Thomas, our heavenly figure, is not alone. He has a gang of apostles ready to do as he commands, even if it means paying the ultimate price. The evil must end and by the finale of The Death Cure, one side will be waving a proverbial flag. The key to keeping our attention for the 121 minutes, for director Wes Ball, is to lay out a landmine-populated story that grips around every turn and also pauses for emotional interludes that keep the action pumping with heart.
For the 66-percent of the film, Ball — who has lead the cast and crew into cinematic battle for all three films — does do that with his final foray into the world that first charmed audiences in James Dashner’s ten book series. Yeah, you read that right… ten books!
Heading into planning the third flick, all were informed that their next effort would be the last. Because of that piece of news, it must have been a challenge to craft a storyline that would tie up all loose ends, give the adoring fans (and there are legions) a fulfilling conclusion that somehow manages to pick themes and plot elements from the seven following novels. Well, when you put it that way, it is practically a fool’s errand, a losing proposition.
Sadly, Maze Runner: The Death Cure, loses its steam as the second act morphs into the third and then it suffers under the weight of all that YA literary prose and collapses like that building at the end of Fight Club. (That is no flippant reference, believe it or not, there are aspects of The Death Cure’s conclusion that feel very Fight Club.)
Outside of O’Brien, the cast is solid. Each clearly has mastered their characters by delving deep into the source material.

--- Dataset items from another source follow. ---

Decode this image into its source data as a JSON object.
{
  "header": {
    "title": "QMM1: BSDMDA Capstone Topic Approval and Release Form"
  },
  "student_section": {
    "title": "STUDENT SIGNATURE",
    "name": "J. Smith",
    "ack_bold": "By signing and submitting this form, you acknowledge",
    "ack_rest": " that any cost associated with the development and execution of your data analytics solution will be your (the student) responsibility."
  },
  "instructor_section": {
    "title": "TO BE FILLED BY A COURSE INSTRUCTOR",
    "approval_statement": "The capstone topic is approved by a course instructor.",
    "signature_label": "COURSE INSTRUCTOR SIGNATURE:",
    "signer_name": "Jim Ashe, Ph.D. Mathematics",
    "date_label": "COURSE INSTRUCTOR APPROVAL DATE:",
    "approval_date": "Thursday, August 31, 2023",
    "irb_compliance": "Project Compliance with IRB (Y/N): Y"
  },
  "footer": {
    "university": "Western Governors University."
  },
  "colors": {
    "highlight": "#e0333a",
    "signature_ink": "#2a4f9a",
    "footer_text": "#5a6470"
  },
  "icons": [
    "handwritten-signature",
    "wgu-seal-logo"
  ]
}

We still have a soft spot for Thomas Brodie-Sangster’s Newt. Since the first film, there is something about how Dashner crafted that character that allows Brodie-Sangster to go crazy with his unique charisma. Ki Jong Lee has much placed on his shoulders with this last Maze Runner go-around and wields his artistic weapons brilliantly. The two main female characters are portrayed with grace and gumption that finds each characteristic utilized efficiently and entertainingly when required. Kaya Scodelario has to walk a tightrope with her Teresa (for obvious reasons for anyone who has been following this series). Meanwhile, Rosa Salazar’s Brenda is a rock, but is allowed to showcase her emotional toolbox and brings it.
Then, there are the veterans. Any chance to witness Giancarlo Esposito is a glorious experience and he doesn’t disappoint with his final laps as Jorge. Clarkson, sadly, was given a pretty well-defined character in the first several films. Somehow, her long chronicled strengths fade to the wayside as she her character has become more of a cut-out, paint-by-the-numbers stereotypically conflicted antagonist.
O’Brien is a star. That is already widely known. After stealing scenes throughout Teen Wolf, he charmed audiences with the first film and has not looked back since. The lack of success of American Assassin is disappointing. That is another multi-book series that could have been the young star’s next franchise. Sadly, it doesn’t appear that enough people bought tickets. Do not worry millions and millions of O’Brien fans, he will continue to succeed.
Ball was issued an enormous challenge when tackling this film. Unfortunately, as the final half of the third act truly gets going, the film labors towards its end. On one hand he is able to further make The Maze Runner savior sentiment more solid than ever and will have audiences leaving the theater feeling that the only thing missing from O’Brien was a Jesus Christ pose at some point there at the end! But… it takes what feels like a long time to get there.
The Death Cure just does not know how to take its bow.
There is a myriad of moments that feel as if credits will come soon… but alas, it does not happen. As we have previously said on numerous occasions, movie length is not an issue if used well. Films that clock in at almost two-and-a-half hours and seem to whiz by are among our faves. Let’s just say that the two hours and twenty-three minutes of the Maze Runner: The Death Cure feels like a viewer has to go through their own never-ending maze just to get to the finale.